Gilliam realised that he could understand the runes, which made things much easier!

Jial continued, this time using his own magic drawing to make the circle he used before. “-When you elaborate it on your own you can strengthen and even alter its effects.”
Taking a second and more thorough look there were new runes, different variants of runes meaning the same thing. For example there were four different runes all meaning Multiply.
Due to the different runes meaning the same thing, he had many, many more usages of ‘Multiply’ than the basic circle. His Three dimensional drawing had more than one triangle nested in tiny magical circles on each of the four corners of the cube within the double major circle that were covered in other runes that seemed to have a lot of Control runes in it.

“So the Control runes help you with the many, many extra Multiply runes. Since all of them are structured around the Light rune, this makes the circle take care of most of the multiplication and control, letting you focus on just one casting and feeding them with energy?”
This was the analysis based on the explanation he had.

Jial for the first time had an emotional response; Surprise. And a lot of it.
“You can read the runes?” his voice cracked a bit as he seemed to not have expected this at all.

“... Yes?-” Gilliam replied as if he was asking a question, he was more uncertain about the situation. “Isn’t that normal?”
He didn’t really know what to reply with, since the mages use these runes he assumed that everyone could use them, how else are you going to use the language.

“No, it is not.” Jial replied as his face finally returned to his calm demeanour, though his voice was shaking a tiny bit. “We spend considerable time, testing and researching to find out what rune to use, where to make it work, and you can just read them like that?”
He made it sound like Gilliam could read a mystic language nobody knew, but needed nonetheless. His way of talking also changed to less commanding and less full stops in his sentences. This sounded weird even just after knowing the man for a few hours.

“Well...” Gilliam was happy, a bit, but again he was uncertain how he should act with all the other stuff surrounding his gift. Whatever made him able to understand the language people speak here might also have branched out. He felt lucky that his hopes from last night were true, about not needing the language-spell thing done to him. But this felt a bit much.
“If you add some logic and your explanation, it would make sense that this is how the runes work... no?”
For now he just wanted to know if he was correct or not, wanting to find out if his analysis of the concept was correct before they trailed off into something weird.

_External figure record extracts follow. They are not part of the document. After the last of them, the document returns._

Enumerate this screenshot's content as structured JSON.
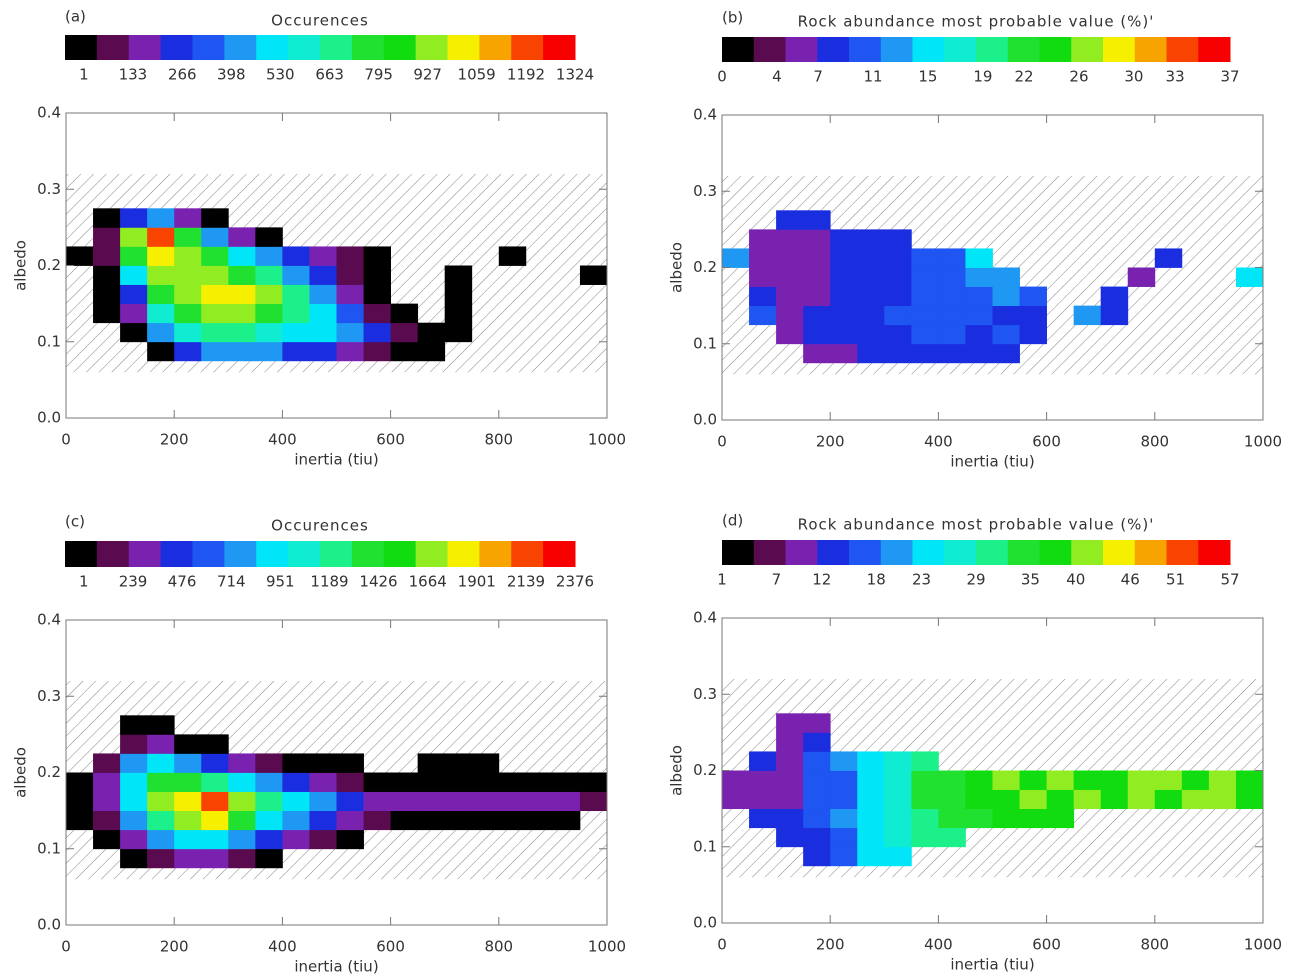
{
  "chart_data": [
    {
      "type": "heatmap",
      "panel_label": "(a)",
      "colorbar_title": "Occurences",
      "colorbar_ticks": [
        1,
        133,
        266,
        398,
        530,
        663,
        795,
        927,
        1059,
        1192,
        1324
      ],
      "clim": [
        -50,
        1324
      ],
      "colors": [
        "#000000",
        "#5a0a4e",
        "#7a22b0",
        "#1a2ee0",
        "#1f55f0",
        "#1e98f2",
        "#00e6f8",
        "#10ecd2",
        "#1cf08a",
        "#20e030",
        "#10dc10",
        "#92ec22",
        "#f6f000",
        "#f8a400",
        "#f84400",
        "#f80000"
      ],
      "xlabel": "inertia (tiu)",
      "ylabel": "albedo",
      "xlim": [
        0,
        1000
      ],
      "ylim": [
        0,
        0.4
      ],
      "xticks": [
        0,
        200,
        400,
        600,
        800,
        1000
      ],
      "yticks": [
        {
          "value": 0,
          "label": "0.0"
        },
        0.1,
        0.2,
        0.3,
        0.4
      ],
      "hatch_band": [
        0.06,
        0.32
      ],
      "x_bins": [
        0,
        50,
        100,
        150,
        200,
        250,
        300,
        350,
        400,
        450,
        500,
        550,
        600,
        650,
        700,
        750,
        800,
        850,
        900,
        950,
        1000
      ],
      "y_bins": [
        0.075,
        0.1,
        0.125,
        0.15,
        0.175,
        0.2,
        0.225,
        0.25,
        0.275
      ],
      "values": [
        [
          null,
          null,
          null,
          5,
          266,
          398,
          398,
          398,
          266,
          266,
          133,
          60,
          5,
          1,
          null,
          null,
          null,
          null,
          null,
          null
        ],
        [
          null,
          null,
          20,
          400,
          600,
          663,
          700,
          600,
          500,
          530,
          400,
          250,
          60,
          5,
          1,
          null,
          null,
          null,
          null,
          null
        ],
        [
          null,
          1,
          133,
          600,
          795,
          927,
          900,
          795,
          663,
          530,
          300,
          100,
          5,
          null,
          1,
          null,
          null,
          null,
          null,
          null
        ],
        [
          null,
          5,
          266,
          795,
          927,
          1059,
          1059,
          927,
          663,
          400,
          133,
          20,
          null,
          null,
          1,
          null,
          null,
          null,
          null,
          null
        ],
        [
          null,
          5,
          530,
          927,
          927,
          927,
          795,
          663,
          400,
          266,
          100,
          5,
          null,
          null,
          1,
          null,
          null,
          null,
          null,
          1
        ],
        [
          5,
          60,
          795,
          1059,
          927,
          795,
          530,
          400,
          266,
          133,
          60,
          1,
          null,
          null,
          null,
          null,
          1,
          null,
          null,
          null
        ],
        [
          null,
          100,
          927,
          1192,
          795,
          400,
          133,
          20,
          null,
          null,
          null,
          null,
          null,
          null,
          null,
          null,
          null,
          null,
          null,
          null
        ],
        [
          null,
          5,
          266,
          400,
          133,
          20,
          null,
          null,
          null,
          null,
          null,
          null,
          null,
          null,
          null,
          null,
          null,
          null,
          null,
          null
        ]
      ]
    },
    {
      "type": "heatmap",
      "panel_label": "(b)",
      "colorbar_title": "Rock abundance most probable value (%)'",
      "colorbar_ticks": [
        0,
        4,
        7,
        11,
        15,
        19,
        22,
        26,
        30,
        33,
        37
      ],
      "clim": [
        0,
        37
      ],
      "colors": [
        "#000000",
        "#5a0a4e",
        "#7a22b0",
        "#1a2ee0",
        "#1f55f0",
        "#1e98f2",
        "#00e6f8",
        "#10ecd2",
        "#1cf08a",
        "#20e030",
        "#10dc10",
        "#92ec22",
        "#f6f000",
        "#f8a400",
        "#f84400",
        "#f80000"
      ],
      "xlabel": "inertia (tiu)",
      "ylabel": "albedo",
      "xlim": [
        0,
        1000
      ],
      "ylim": [
        0,
        0.4
      ],
      "xticks": [
        0,
        200,
        400,
        600,
        800,
        1000
      ],
      "yticks": [
        {
          "value": 0,
          "label": "0.0"
        },
        0.1,
        0.2,
        0.3,
        0.4
      ],
      "hatch_band": [
        0.06,
        0.32
      ],
      "x_bins": [
        0,
        50,
        100,
        150,
        200,
        250,
        300,
        350,
        400,
        450,
        500,
        550,
        600,
        650,
        700,
        750,
        800,
        850,
        900,
        950,
        1000
      ],
      "y_bins": [
        0.075,
        0.1,
        0.125,
        0.15,
        0.175,
        0.2,
        0.225,
        0.25,
        0.275
      ],
      "values": [
        [
          null,
          null,
          null,
          6,
          6,
          7,
          8,
          8,
          9,
          9,
          8,
          null,
          null,
          null,
          null,
          null,
          null,
          null,
          null,
          null
        ],
        [
          null,
          null,
          6,
          7,
          8,
          9,
          9,
          10,
          10,
          9,
          10,
          9,
          null,
          null,
          null,
          null,
          null,
          null,
          null,
          null
        ],
        [
          null,
          11,
          6,
          7,
          8,
          9,
          10,
          10,
          11,
          10,
          9,
          8,
          null,
          12,
          9,
          null,
          null,
          null,
          null,
          null
        ],
        [
          null,
          8,
          5,
          6,
          7,
          8,
          9,
          10,
          10,
          11,
          12,
          11,
          null,
          null,
          9,
          null,
          null,
          null,
          null,
          null
        ],
        [
          null,
          5,
          5,
          6,
          7,
          8,
          9,
          10,
          11,
          12,
          13,
          null,
          null,
          null,
          null,
          5,
          null,
          null,
          null,
          16
        ],
        [
          13,
          5,
          5,
          6,
          7,
          8,
          9,
          10,
          11,
          14,
          null,
          null,
          null,
          null,
          null,
          null,
          9,
          null,
          null,
          null
        ],
        [
          null,
          5,
          5,
          6,
          7,
          8,
          9,
          null,
          null,
          null,
          null,
          null,
          null,
          null,
          null,
          null,
          null,
          null,
          null,
          null
        ],
        [
          null,
          null,
          7,
          7,
          null,
          null,
          null,
          null,
          null,
          null,
          null,
          null,
          null,
          null,
          null,
          null,
          null,
          null,
          null,
          null
        ]
      ]
    },
    {
      "type": "heatmap",
      "panel_label": "(c)",
      "colorbar_title": "Occurences",
      "colorbar_ticks": [
        1,
        239,
        476,
        714,
        951,
        1189,
        1426,
        1664,
        1901,
        2139,
        2376
      ],
      "clim": [
        -90,
        2376
      ],
      "colors": [
        "#000000",
        "#5a0a4e",
        "#7a22b0",
        "#1a2ee0",
        "#1f55f0",
        "#1e98f2",
        "#00e6f8",
        "#10ecd2",
        "#1cf08a",
        "#20e030",
        "#10dc10",
        "#92ec22",
        "#f6f000",
        "#f8a400",
        "#f84400",
        "#f80000"
      ],
      "xlabel": "inertia (tiu)",
      "ylabel": "albedo",
      "xlim": [
        0,
        1000
      ],
      "ylim": [
        0,
        0.4
      ],
      "xticks": [
        0,
        200,
        400,
        600,
        800,
        1000
      ],
      "yticks": [
        {
          "value": 0,
          "label": "0.0"
        },
        0.1,
        0.2,
        0.3,
        0.4
      ],
      "hatch_band": [
        0.06,
        0.32
      ],
      "x_bins": [
        0,
        50,
        100,
        150,
        200,
        250,
        300,
        350,
        400,
        450,
        500,
        550,
        600,
        650,
        700,
        750,
        800,
        850,
        900,
        950,
        1000
      ],
      "y_bins": [
        0.075,
        0.1,
        0.125,
        0.15,
        0.175,
        0.2,
        0.225,
        0.25,
        0.275
      ],
      "values": [
        [
          null,
          null,
          5,
          100,
          239,
          239,
          100,
          5,
          null,
          null,
          null,
          null,
          null,
          null,
          null,
          null,
          null,
          null,
          null,
          null
        ],
        [
          null,
          5,
          239,
          714,
          951,
          951,
          714,
          476,
          239,
          100,
          5,
          null,
          null,
          null,
          null,
          null,
          null,
          null,
          null,
          null
        ],
        [
          1,
          100,
          714,
          1189,
          1664,
          1901,
          1426,
          951,
          714,
          476,
          239,
          100,
          50,
          5,
          5,
          5,
          1,
          1,
          1,
          null
        ],
        [
          5,
          239,
          951,
          1664,
          1901,
          2139,
          1664,
          1189,
          951,
          714,
          476,
          239,
          239,
          239,
          239,
          239,
          239,
          239,
          239,
          100
        ],
        [
          5,
          239,
          951,
          1426,
          1426,
          1189,
          951,
          714,
          476,
          239,
          100,
          50,
          5,
          5,
          5,
          5,
          5,
          5,
          1,
          1
        ],
        [
          null,
          100,
          714,
          951,
          714,
          476,
          239,
          100,
          50,
          5,
          1,
          null,
          null,
          1,
          1,
          1,
          null,
          null,
          null,
          null
        ],
        [
          null,
          null,
          100,
          239,
          50,
          5,
          null,
          null,
          null,
          null,
          null,
          null,
          null,
          null,
          null,
          null,
          null,
          null,
          null,
          null
        ],
        [
          null,
          null,
          1,
          1,
          null,
          null,
          null,
          null,
          null,
          null,
          null,
          null,
          null,
          null,
          null,
          null,
          null,
          null,
          null,
          null
        ]
      ]
    },
    {
      "type": "heatmap",
      "panel_label": "(d)",
      "colorbar_title": "Rock abundance most probable value (%)'",
      "colorbar_ticks": [
        1,
        7,
        12,
        18,
        23,
        29,
        35,
        40,
        46,
        51,
        57
      ],
      "clim": [
        1,
        57
      ],
      "colors": [
        "#000000",
        "#5a0a4e",
        "#7a22b0",
        "#1a2ee0",
        "#1f55f0",
        "#1e98f2",
        "#00e6f8",
        "#10ecd2",
        "#1cf08a",
        "#20e030",
        "#10dc10",
        "#92ec22",
        "#f6f000",
        "#f8a400",
        "#f84400",
        "#f80000"
      ],
      "xlabel": "inertia (tiu)",
      "ylabel": "albedo",
      "xlim": [
        0,
        1000
      ],
      "ylim": [
        0,
        0.4
      ],
      "xticks": [
        0,
        200,
        400,
        600,
        800,
        1000
      ],
      "yticks": [
        {
          "value": 0,
          "label": "0.0"
        },
        0.1,
        0.2,
        0.3,
        0.4
      ],
      "hatch_band": [
        0.06,
        0.32
      ],
      "x_bins": [
        0,
        50,
        100,
        150,
        200,
        250,
        300,
        350,
        400,
        450,
        500,
        550,
        600,
        650,
        700,
        750,
        800,
        850,
        900,
        950,
        1000
      ],
      "y_bins": [
        0.075,
        0.1,
        0.125,
        0.15,
        0.175,
        0.2,
        0.225,
        0.25,
        0.275
      ],
      "values": [
        [
          null,
          null,
          null,
          12,
          15,
          22,
          25,
          null,
          null,
          null,
          null,
          null,
          null,
          null,
          null,
          null,
          null,
          null,
          null,
          null
        ],
        [
          null,
          null,
          14,
          14,
          17,
          22,
          27,
          32,
          30,
          null,
          null,
          null,
          null,
          null,
          null,
          null,
          null,
          null,
          null,
          null
        ],
        [
          null,
          12,
          13,
          16,
          19,
          22,
          27,
          32,
          34,
          35,
          37,
          36,
          38,
          null,
          null,
          null,
          null,
          null,
          null,
          null
        ],
        [
          10,
          10,
          11,
          15,
          18,
          22,
          27,
          33,
          35,
          37,
          38,
          40,
          38,
          40,
          38,
          40,
          38,
          40,
          40,
          38
        ],
        [
          10,
          10,
          11,
          15,
          18,
          22,
          27,
          33,
          35,
          38,
          40,
          38,
          40,
          38,
          38,
          40,
          40,
          38,
          40,
          38
        ],
        [
          null,
          12,
          10,
          15,
          19,
          23,
          27,
          30,
          null,
          null,
          null,
          null,
          null,
          null,
          null,
          null,
          null,
          null,
          null,
          null
        ],
        [
          null,
          null,
          10,
          12,
          null,
          null,
          null,
          null,
          null,
          null,
          null,
          null,
          null,
          null,
          null,
          null,
          null,
          null,
          null,
          null
        ],
        [
          null,
          null,
          11,
          11,
          null,
          null,
          null,
          null,
          null,
          null,
          null,
          null,
          null,
          null,
          null,
          null,
          null,
          null,
          null,
          null
        ]
      ]
    }
  ]
}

“You are indeed correct. Repeating the same rune too much seems to have lesser effects, in some cases even detrimental. Finding other runes that mean the same has a synergistic effect with other runes having the same and similar meanings. The lines connect the sub-circles together to work in unison.”
The explanation he gave and the examples he used when pointing at runes, lines and the smaller circles. This felt more and more like code.

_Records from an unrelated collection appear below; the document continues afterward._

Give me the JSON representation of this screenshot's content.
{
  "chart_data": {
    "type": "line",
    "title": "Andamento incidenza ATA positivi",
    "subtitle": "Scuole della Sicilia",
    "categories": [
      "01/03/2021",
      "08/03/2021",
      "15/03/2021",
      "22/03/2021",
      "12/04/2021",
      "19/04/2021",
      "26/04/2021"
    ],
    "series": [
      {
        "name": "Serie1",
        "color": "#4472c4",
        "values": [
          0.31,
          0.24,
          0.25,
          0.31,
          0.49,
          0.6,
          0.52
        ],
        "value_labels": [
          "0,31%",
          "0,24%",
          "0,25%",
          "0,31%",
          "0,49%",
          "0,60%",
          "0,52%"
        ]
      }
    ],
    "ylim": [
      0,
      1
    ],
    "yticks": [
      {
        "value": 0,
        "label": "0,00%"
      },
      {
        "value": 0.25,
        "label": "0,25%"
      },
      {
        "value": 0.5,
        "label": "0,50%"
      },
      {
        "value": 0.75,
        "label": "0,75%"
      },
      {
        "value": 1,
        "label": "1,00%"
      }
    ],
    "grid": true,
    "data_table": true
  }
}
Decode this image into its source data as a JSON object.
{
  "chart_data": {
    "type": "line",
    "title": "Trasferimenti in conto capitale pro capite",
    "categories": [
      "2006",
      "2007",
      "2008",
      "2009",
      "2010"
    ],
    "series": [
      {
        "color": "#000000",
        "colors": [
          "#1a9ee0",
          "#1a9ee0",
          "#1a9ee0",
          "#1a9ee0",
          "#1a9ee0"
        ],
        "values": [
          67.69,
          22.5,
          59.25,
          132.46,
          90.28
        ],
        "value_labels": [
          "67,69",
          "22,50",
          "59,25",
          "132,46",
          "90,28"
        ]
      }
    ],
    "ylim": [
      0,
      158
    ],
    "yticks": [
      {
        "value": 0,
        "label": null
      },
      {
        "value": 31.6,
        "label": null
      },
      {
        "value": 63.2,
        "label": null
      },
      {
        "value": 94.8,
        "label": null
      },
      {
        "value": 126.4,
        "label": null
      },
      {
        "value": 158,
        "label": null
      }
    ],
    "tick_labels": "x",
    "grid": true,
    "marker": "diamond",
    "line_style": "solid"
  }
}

The main code that connects smaller codes to do sub-processing jobs and feeds the information around where it needs to go to be processed correctly. This is all working as a program.

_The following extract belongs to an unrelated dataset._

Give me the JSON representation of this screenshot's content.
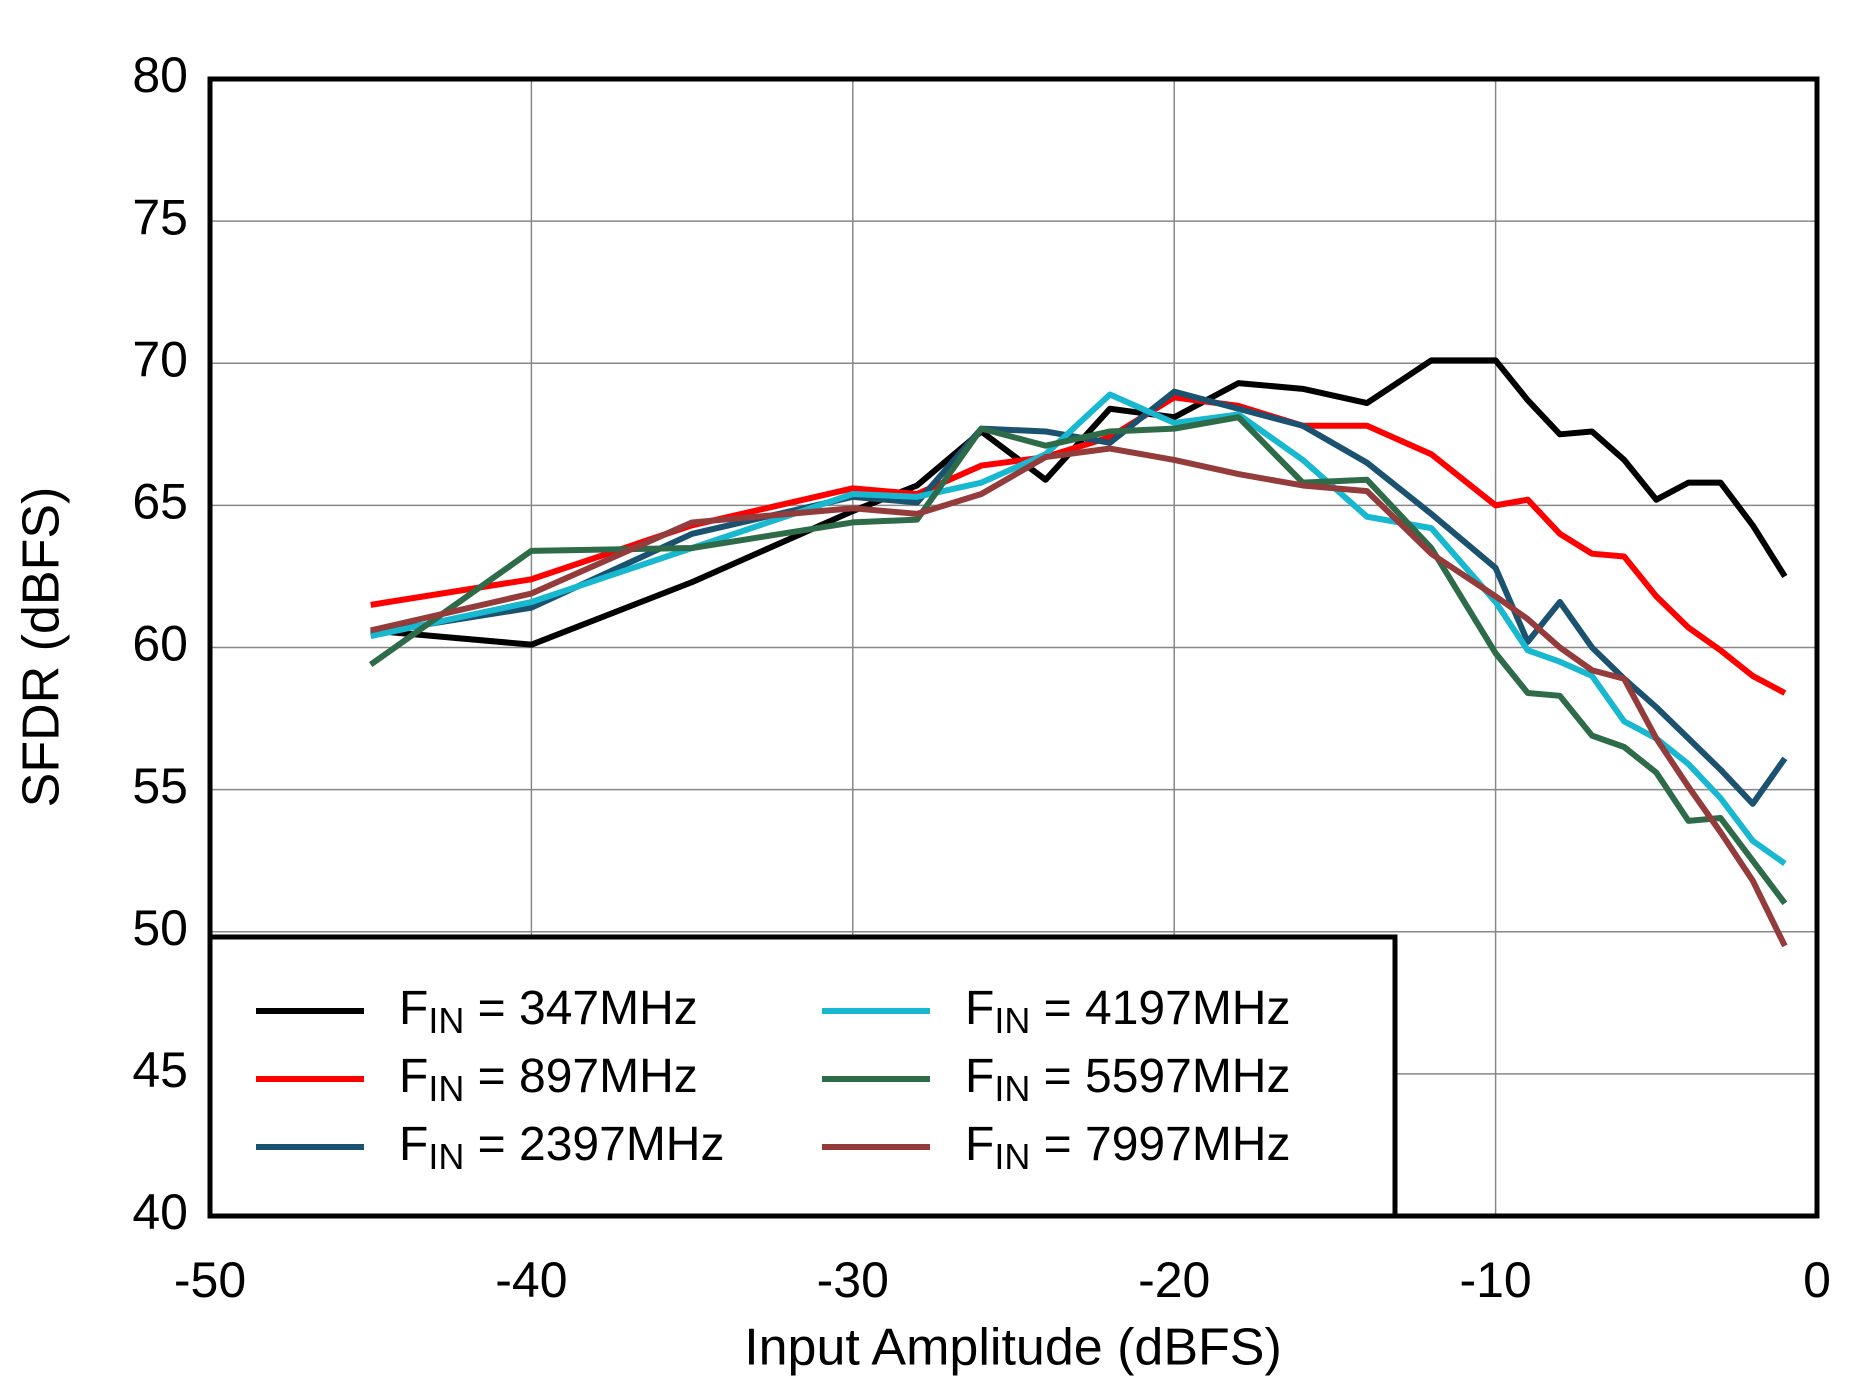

“Then wouldn’t it work better if you didn’t have repeated runes at all? You have the same four runes to multiply over and over, if you used five or six different runes instead, would that work better?” Gilliam asked. Though that part didn’t exactly match the coding he was used to, it had a slight sense to just how one could code the same function. Using different coding languages or just a different person with a slightly different way of thinking, could calculate or handle data slightly different ending up with a potentially more robust system in the end?

Jial blinked twice and looked at Gilliam with a strange mix of wonder, curiosity and confusion. His voice shaking a little in a kind of anticipation Gilliam had not gotten used to coming from this man.
“You know more runes than this?”

“I think so, yes.” Gilliam responded honestly, not really understanding the importance of this language, but it seems he can get some practical testing done through Jial!